- Born: Nancy Lee Pedersen Minnesota, United States
- Education: University of Minnesota University of Colorado
- Known for: Twin studies
- Awards: James Shields Award for Lifetime Contributions to Twin Research from the International Society for Twin Studies (2007) Dobzhansky Award from the Behavior Genetics Association (2014)
- Scientific career
- Fields: Genetic epidemiology
- Institutions: Karolinska Institutet
- Thesis: Genetic and environmental factors for usage of common drugs (1980)
- Academic advisors: Gerald McClearn

= Nancy Pedersen =

American genetic epidemiologist

Nancy L. Pedersen is an American genetic epidemiologist. She is Professor of Genetic Epidemiology and the leader of the Swedish Adoption/Twin Study of Aging (SATSA) at the Karolinska Institutet in Stockholm, Sweden. She is known for her research on human twins, much of which is based on the Swedish Twin Registry.

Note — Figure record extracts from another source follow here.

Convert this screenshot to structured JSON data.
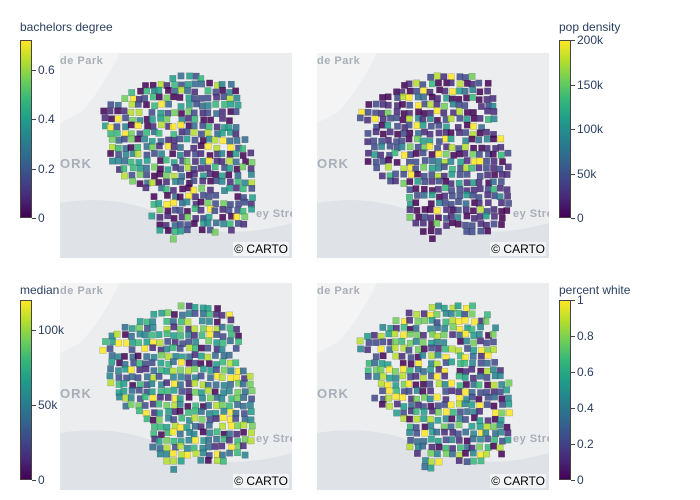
{
  "basemap": {
    "park_label": "de Park",
    "city_label": "ORK",
    "street_label": "ey Strea",
    "attribution": "© CARTO"
  },
  "panels": [
    {
      "id": "bachelors-degree",
      "colorbar": {
        "title": "bachelors degree",
        "ticks": [
          "0.6",
          "0.4",
          "0.2",
          "0"
        ],
        "tick_values": [
          0.6,
          0.4,
          0.2,
          0
        ],
        "range": [
          0,
          0.72
        ]
      },
      "distribution": {
        "low_share": 0.55,
        "mid_share": 0.35,
        "high_share": 0.1,
        "hot_region": "west"
      }
    },
    {
      "id": "pop-density",
      "colorbar": {
        "title": "pop density",
        "ticks": [
          "200k",
          "150k",
          "100k",
          "50k",
          "0"
        ],
        "tick_values": [
          200000,
          150000,
          100000,
          50000,
          0
        ],
        "range": [
          0,
          200000
        ]
      },
      "distribution": {
        "low_share": 0.92,
        "mid_share": 0.07,
        "high_share": 0.01,
        "hot_region": "center"
      }
    },
    {
      "id": "median-income",
      "colorbar": {
        "title": "median income",
        "ticks": [
          "100k",
          "50k",
          "0"
        ],
        "tick_values": [
          100000,
          50000,
          0
        ],
        "range": [
          0,
          120000
        ]
      },
      "distribution": {
        "low_share": 0.3,
        "mid_share": 0.5,
        "high_share": 0.2,
        "hot_region": "east"
      }
    },
    {
      "id": "percent-white",
      "colorbar": {
        "title": "percent white",
        "ticks": [
          "1",
          "0.8",
          "0.6",
          "0.4",
          "0.2",
          "0"
        ],
        "tick_values": [
          1,
          0.8,
          0.6,
          0.4,
          0.2,
          0
        ],
        "range": [
          0,
          1
        ]
      },
      "distribution": {
        "low_share": 0.4,
        "mid_share": 0.35,
        "high_share": 0.25,
        "hot_region": "north"
      }
    }
  ],
  "colorscale": [
    "#440154",
    "#482878",
    "#3e4989",
    "#31688e",
    "#26828e",
    "#1f9e89",
    "#35b779",
    "#6ece58",
    "#b5de2b",
    "#fde725"
  ]
}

This has included research on the genetic basis of Alzheimer's disease and self-confidence.

==Education==
After graduating from Brainerd High School in Brainerd, Minnesota, Pedersen received her B.A. degree in psychology from the University of Minnesota in 1974, where she graduated magna cum laude. She went on to earn her M.A. and Ph.D. degrees in psychology and behavioral genetics from the University of Colorado in 1977 and 1980, respectively.

==Honors and awards==
Pedersen was elected a fellow of the Gerontological Society of America in 2002. In 2007, she received the James Shields Award for Lifetime Contributions to Twin Research from the International Society for Twin Studies. In 2014, she received the Dobzhansky Award from the Behavior Genetics Association. She was named an ISI Highly Cited Researcher in 2018.